In this exhibition, we are introduced to Mother Destroyer of Obstacles, a deity with the head of an elephant who easily smashes borders, a corn-headed goddess, Abuela Giver of Nourishment who provides food for every body, and Coywolf Guardian, who offers kindness, humor, and play in the struggle with fear and grief. Each of these characters have distinct attributes, but share an orientation to care.
For Molina, care manifests as kindness, play, assistance, protection, repair, and even anger as a call to action. Play is highlighted as a form of care in this exhibition, depicted in Molina’s series of skateboarding girls (Freedom Beings 1 and 2 and Teaching a New God Old Tricks) where they exchange acts of care by teaching Coywolf how to skate.
Just as traditional icons carry with them a set of values and practices, Molina’s work is devotional. Each prospective buyer is asked to sign an agreement before purchase of the work.
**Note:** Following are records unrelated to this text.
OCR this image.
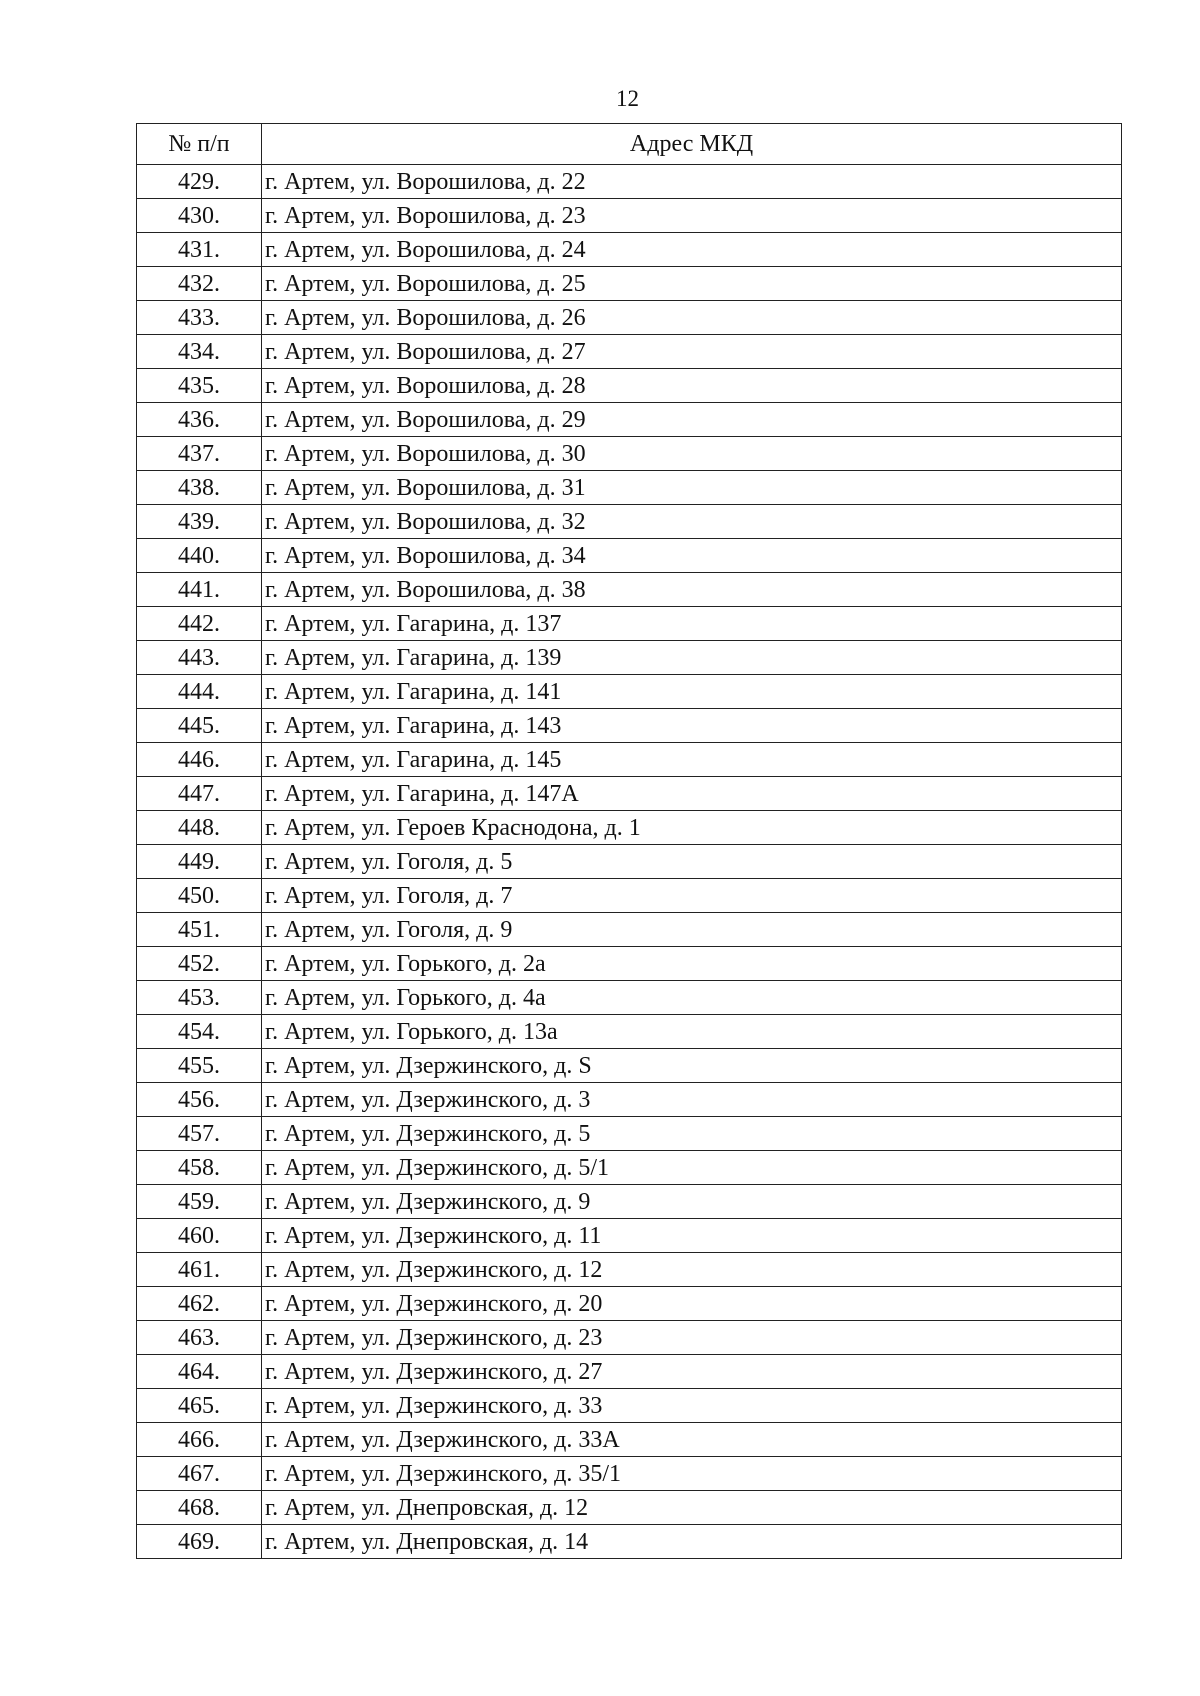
12
№ п/п	Адрес МКД
429.	г. Артем, ул. Ворошилова, д. 22
430.	г. Артем, ул. Ворошилова, д. 23
431.	г. Артем, ул. Ворошилова, д. 24
432.	г. Артем, ул. Ворошилова, д. 25
433.	г. Артем, ул. Ворошилова, д. 26
434.	г. Артем, ул. Ворошилова, д. 27
435.	г. Артем, ул. Ворошилова, д. 28
436.	г. Артем, ул. Ворошилова, д. 29
437.	г. Артем, ул. Ворошилова, д. 30
438.	г. Артем, ул. Ворошилова, д. 31
439.	г. Артем, ул. Ворошилова, д. 32
440.	г. Артем, ул. Ворошилова, д. 34
441.	г. Артем, ул. Ворошилова, д. 38
442.	г. Артем, ул. Гагарина, д. 137
443.	г. Артем, ул. Гагарина, д. 139
444.	г. Артем, ул. Гагарина, д. 141
445.	г. Артем, ул. Гагарина, д. 143
446.	г. Артем, ул. Гагарина, д. 145
447.	г. Артем, ул. Гагарина, д. 147А
448.	г. Артем, ул. Героев Краснодона, д. 1
449.	г. Артем, ул. Гоголя, д. 5
450.	г. Артем, ул. Гоголя, д. 7
451.	г. Артем, ул. Гоголя, д. 9
452.	г. Артем, ул. Горького, д. 2а
453.	г. Артем, ул. Горького, д. 4а
454.	г. Артем, ул. Горького, д. 13а
455.	г. Артем, ул. Дзержинского, д. S
456.	г. Артем, ул. Дзержинского, д. 3
457.	г. Артем, ул. Дзержинского, д. 5
458.	г. Артем, ул. Дзержинского, д. 5/1
459.	г. Артем, ул. Дзержинского, д. 9
460.	г. Артем, ул. Дзержинского, д. 11
461.	г. Артем, ул. Дзержинского, д. 12
462.	г. Артем, ул. Дзержинского, д. 20
463.	г. Артем, ул. Дзержинского, д. 23
464.	г. Артем, ул. Дзержинского, д. 27
465.	г. Артем, ул. Дзержинского, д. 33
466.	г. Артем, ул. Дзержинского, д. 33А
467.	г. Артем, ул. Дзержинского, д. 35/1
468.	г. Артем, ул. Днепровская, д. 12
469.	г. Артем, ул. Днепровская, д. 14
This agreement serves to slow down the transaction and create a new ritual of exchange. Collectors are asked to reflect on the intentions of the icon and to uphold its purpose. This agreement is not binding in a legal sense, it establishes a commitment that changing the world for good is in each of our hands. This agreement requires the buyer to play a role in the artwork itself, transforming them into a key component of the piece.
Mythic figures and religious practices have been a constant means of focusing attention and shifting human perspective. Molina’s pantheon finds their real power as a call to action and insisting that a simple act of care is often enough.